Federal Tort Claims Acts (FTCA)
Tort claims acts (TCA) are statutes that waive the government's sovereign immunity from tort liability. These statutes allow courts to exercise jurisdiction over the government in certain cases, thus allowing citizens to seek relief for torts committed by officials. TCAs remove the need to directly petition the legislature for tort damages with a private bill, making relief from the government much more available.
The FTCA allows recovery "for injury or loss of property, or personal injury or death caused by the negligent or wrongful act or omission of any employee of the Government while acting within the scope of his office or employment, under circumstances where the United States, if a private person, would be liable to the claimant in accordance with the law of the place where the act or omission occurred." It allows people to sue federal government officials for certain actions by waiving the government’s immunity from tort liability.
Courts will strictly construe claims of government waiver of immunity in favor of the government. If a claim is ambiguous, the government will get the benefit of the doubt and retain immunity from liability.
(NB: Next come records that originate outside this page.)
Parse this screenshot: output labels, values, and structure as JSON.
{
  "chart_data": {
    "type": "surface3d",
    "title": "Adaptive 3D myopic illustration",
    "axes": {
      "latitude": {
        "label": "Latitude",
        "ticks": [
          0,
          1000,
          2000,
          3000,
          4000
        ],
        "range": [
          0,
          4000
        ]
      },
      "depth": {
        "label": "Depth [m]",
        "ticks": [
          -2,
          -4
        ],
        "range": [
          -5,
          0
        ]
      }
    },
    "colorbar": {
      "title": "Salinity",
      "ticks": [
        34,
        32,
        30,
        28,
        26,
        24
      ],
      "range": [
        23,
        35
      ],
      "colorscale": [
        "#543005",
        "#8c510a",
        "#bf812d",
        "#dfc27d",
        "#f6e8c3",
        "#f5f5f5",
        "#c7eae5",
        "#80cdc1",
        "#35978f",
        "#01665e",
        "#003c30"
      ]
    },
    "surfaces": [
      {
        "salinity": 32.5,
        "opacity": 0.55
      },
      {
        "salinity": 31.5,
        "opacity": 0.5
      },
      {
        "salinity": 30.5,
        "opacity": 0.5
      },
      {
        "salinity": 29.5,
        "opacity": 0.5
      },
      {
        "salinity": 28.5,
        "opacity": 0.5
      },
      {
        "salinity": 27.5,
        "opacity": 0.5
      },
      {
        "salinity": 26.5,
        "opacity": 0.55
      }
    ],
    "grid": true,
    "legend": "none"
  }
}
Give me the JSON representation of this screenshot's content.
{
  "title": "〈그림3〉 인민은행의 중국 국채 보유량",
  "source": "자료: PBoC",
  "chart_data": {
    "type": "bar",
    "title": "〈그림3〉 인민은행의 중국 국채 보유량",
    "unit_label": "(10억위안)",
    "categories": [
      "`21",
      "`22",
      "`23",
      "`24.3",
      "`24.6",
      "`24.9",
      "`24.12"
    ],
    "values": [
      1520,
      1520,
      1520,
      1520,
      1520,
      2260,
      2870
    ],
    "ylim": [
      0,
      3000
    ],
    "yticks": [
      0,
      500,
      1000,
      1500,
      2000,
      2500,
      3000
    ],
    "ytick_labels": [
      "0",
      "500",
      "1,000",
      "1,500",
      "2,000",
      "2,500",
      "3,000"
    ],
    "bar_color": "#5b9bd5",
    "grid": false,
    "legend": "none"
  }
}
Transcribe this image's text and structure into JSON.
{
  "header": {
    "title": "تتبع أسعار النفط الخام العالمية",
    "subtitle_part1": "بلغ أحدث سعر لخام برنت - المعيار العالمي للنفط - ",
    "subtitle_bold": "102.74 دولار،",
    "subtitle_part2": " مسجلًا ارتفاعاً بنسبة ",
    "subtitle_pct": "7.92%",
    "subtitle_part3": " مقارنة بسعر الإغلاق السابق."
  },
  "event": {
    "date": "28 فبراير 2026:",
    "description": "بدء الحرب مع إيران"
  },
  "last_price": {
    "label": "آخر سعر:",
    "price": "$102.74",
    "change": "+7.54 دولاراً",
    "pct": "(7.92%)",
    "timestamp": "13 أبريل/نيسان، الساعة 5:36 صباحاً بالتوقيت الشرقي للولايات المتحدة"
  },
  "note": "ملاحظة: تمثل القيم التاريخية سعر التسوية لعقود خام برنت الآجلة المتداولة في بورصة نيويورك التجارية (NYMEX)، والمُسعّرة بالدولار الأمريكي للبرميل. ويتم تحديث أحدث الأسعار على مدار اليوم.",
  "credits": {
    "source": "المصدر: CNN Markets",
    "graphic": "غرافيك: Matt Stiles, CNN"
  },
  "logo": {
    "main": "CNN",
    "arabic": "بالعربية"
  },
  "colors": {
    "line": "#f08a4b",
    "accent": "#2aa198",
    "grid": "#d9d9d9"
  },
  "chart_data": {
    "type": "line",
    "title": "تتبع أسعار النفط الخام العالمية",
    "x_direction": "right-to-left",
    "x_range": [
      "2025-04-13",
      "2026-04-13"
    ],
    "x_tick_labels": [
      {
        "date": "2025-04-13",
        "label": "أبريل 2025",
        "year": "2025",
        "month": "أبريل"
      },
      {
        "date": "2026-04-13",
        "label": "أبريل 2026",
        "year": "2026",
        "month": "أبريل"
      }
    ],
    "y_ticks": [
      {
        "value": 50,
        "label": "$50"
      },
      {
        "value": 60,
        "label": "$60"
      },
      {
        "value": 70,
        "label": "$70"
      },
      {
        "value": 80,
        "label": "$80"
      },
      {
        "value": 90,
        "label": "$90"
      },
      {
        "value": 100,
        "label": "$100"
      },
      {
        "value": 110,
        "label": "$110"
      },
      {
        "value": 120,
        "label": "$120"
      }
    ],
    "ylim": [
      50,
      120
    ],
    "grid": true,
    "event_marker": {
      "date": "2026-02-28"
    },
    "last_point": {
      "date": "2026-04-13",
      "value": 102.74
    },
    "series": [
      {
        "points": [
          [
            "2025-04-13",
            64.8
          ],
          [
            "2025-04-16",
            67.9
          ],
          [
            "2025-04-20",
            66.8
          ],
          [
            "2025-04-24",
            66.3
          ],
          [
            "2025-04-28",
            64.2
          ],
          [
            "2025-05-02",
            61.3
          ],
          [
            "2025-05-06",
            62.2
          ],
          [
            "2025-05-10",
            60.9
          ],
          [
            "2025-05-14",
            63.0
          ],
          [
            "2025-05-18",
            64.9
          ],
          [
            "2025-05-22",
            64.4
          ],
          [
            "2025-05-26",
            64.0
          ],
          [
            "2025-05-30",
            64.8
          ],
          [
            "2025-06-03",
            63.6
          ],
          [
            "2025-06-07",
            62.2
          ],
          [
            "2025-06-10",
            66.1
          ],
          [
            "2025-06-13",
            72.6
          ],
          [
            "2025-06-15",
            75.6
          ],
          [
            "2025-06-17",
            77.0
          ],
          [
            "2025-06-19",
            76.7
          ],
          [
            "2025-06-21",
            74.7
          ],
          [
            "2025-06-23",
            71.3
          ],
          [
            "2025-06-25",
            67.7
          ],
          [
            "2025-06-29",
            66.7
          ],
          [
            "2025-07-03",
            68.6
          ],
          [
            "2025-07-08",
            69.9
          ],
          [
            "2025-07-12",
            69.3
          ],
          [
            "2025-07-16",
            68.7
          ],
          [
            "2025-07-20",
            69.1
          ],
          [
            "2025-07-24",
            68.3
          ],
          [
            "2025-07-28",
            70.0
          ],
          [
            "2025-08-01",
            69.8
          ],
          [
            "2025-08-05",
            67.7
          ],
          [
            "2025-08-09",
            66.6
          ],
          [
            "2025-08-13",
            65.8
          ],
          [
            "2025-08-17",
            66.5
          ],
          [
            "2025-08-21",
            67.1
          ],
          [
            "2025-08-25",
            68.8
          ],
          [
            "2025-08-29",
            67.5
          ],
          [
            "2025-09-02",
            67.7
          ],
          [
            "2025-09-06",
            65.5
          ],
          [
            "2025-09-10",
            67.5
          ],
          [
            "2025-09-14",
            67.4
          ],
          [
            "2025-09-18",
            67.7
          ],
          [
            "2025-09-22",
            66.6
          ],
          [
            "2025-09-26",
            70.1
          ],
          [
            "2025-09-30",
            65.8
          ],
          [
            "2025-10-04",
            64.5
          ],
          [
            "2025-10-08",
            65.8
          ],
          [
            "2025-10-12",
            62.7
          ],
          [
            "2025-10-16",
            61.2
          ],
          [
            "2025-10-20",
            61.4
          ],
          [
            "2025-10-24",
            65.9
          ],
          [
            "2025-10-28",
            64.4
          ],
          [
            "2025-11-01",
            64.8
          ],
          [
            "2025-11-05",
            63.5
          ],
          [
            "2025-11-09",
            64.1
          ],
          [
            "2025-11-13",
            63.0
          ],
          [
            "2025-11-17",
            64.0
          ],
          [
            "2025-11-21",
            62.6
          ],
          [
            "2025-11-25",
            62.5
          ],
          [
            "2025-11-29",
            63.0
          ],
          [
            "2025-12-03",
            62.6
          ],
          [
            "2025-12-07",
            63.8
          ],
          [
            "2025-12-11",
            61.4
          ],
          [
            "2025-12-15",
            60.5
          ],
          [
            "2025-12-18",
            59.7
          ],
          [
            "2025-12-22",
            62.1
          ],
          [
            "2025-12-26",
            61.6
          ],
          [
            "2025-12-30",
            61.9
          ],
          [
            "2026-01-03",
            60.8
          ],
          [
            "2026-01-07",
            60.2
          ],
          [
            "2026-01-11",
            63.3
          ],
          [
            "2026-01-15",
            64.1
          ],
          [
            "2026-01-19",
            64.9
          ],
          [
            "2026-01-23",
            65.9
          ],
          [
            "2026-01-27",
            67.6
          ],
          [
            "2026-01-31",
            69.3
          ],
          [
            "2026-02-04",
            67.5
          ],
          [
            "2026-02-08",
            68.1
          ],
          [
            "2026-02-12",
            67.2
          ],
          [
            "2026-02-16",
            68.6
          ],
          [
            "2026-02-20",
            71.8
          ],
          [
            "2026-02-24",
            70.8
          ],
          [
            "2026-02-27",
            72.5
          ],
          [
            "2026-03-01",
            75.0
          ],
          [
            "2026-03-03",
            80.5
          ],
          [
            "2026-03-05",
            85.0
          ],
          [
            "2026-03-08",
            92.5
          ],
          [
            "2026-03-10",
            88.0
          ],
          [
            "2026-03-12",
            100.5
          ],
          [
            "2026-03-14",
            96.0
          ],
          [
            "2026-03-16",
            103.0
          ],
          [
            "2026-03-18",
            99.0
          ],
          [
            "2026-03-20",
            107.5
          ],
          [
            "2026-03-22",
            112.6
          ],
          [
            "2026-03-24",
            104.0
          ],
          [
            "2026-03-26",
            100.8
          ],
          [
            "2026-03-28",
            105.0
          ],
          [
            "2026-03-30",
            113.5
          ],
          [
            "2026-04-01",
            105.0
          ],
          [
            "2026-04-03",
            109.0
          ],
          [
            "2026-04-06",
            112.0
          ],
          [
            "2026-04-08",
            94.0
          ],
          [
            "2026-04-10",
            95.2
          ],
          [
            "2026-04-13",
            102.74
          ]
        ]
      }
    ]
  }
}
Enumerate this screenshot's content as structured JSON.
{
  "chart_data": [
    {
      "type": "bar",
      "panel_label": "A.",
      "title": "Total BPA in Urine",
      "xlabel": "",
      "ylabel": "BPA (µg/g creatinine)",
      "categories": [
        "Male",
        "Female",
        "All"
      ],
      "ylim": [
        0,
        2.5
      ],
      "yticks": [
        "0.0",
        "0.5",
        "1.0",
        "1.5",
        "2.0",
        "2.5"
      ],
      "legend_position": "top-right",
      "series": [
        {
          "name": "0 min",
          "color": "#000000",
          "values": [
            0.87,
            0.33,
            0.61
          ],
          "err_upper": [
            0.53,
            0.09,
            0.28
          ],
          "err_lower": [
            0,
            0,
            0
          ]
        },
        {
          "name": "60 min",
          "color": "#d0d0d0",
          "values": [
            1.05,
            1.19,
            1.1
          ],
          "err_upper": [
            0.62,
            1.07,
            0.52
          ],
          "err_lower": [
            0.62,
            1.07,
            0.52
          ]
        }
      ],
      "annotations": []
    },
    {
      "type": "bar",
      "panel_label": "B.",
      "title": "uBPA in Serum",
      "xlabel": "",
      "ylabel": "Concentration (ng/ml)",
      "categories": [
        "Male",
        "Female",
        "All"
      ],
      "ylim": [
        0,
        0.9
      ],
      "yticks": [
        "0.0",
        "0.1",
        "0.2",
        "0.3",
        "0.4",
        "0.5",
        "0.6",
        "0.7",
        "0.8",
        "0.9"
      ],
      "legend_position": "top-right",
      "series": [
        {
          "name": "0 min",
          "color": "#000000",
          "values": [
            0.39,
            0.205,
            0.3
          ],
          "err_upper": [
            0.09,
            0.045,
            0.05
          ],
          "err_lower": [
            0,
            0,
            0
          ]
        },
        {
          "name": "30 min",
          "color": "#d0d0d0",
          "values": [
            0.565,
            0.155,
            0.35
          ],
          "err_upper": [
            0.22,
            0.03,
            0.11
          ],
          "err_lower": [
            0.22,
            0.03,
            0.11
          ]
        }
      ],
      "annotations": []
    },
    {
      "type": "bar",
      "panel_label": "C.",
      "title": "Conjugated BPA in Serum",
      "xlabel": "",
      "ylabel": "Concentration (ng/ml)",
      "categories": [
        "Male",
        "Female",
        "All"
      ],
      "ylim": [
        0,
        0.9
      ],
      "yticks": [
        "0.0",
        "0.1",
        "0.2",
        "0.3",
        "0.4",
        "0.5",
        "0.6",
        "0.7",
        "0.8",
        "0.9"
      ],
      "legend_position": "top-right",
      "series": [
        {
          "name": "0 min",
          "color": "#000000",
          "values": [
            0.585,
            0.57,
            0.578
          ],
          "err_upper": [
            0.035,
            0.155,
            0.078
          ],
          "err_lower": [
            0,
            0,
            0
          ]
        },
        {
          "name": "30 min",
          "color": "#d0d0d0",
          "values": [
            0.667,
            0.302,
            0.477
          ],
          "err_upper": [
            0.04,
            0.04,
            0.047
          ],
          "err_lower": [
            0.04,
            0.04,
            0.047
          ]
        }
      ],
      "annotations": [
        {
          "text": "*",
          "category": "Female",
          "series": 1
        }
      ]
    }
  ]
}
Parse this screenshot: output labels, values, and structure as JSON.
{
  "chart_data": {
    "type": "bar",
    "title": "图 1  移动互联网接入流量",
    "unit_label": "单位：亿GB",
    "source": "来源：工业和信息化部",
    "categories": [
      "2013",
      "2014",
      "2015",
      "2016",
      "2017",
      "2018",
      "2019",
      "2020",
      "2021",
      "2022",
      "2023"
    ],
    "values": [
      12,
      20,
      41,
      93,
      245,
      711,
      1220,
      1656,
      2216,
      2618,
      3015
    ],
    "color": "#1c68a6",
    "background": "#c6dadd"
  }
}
The FTCA was enacted in 1946 to make the federal government liable in suit for the torts of its employees in the same way as a private individual is liable, although with some exceptions. Since there was no federal tort law to apply, the FTCA relies on substantive tort law of the state in which the claim arose. Molzof v. U.S., 502 U.S. 301 (1992). The ramifications of this are that if a particular tort is not recognized in that state, the plaintiff has no case. Midwest Knitting Mills, Inc. v. U.S., 950 F.2d 1295 (7th Cir. 1991).
The FTCA operates under a vicarious liability theory. If a suit is brought against a federal official for a common law tort, the federal government becomes the defendant. The federal official would be dismissed from the suit, and the federal government would be the defendant. Any damages awarded to the plaintiff would be paid by the federal government, not by the federal official. Therefore, the official will not be held accountable personally for damages awarded to the plaintiff, as long as the official was working within his scope of employment. Whether an official was working within the scope of his employment is determined on a case-by- case basis, but will include any normal and routine activities associated with the position he holds.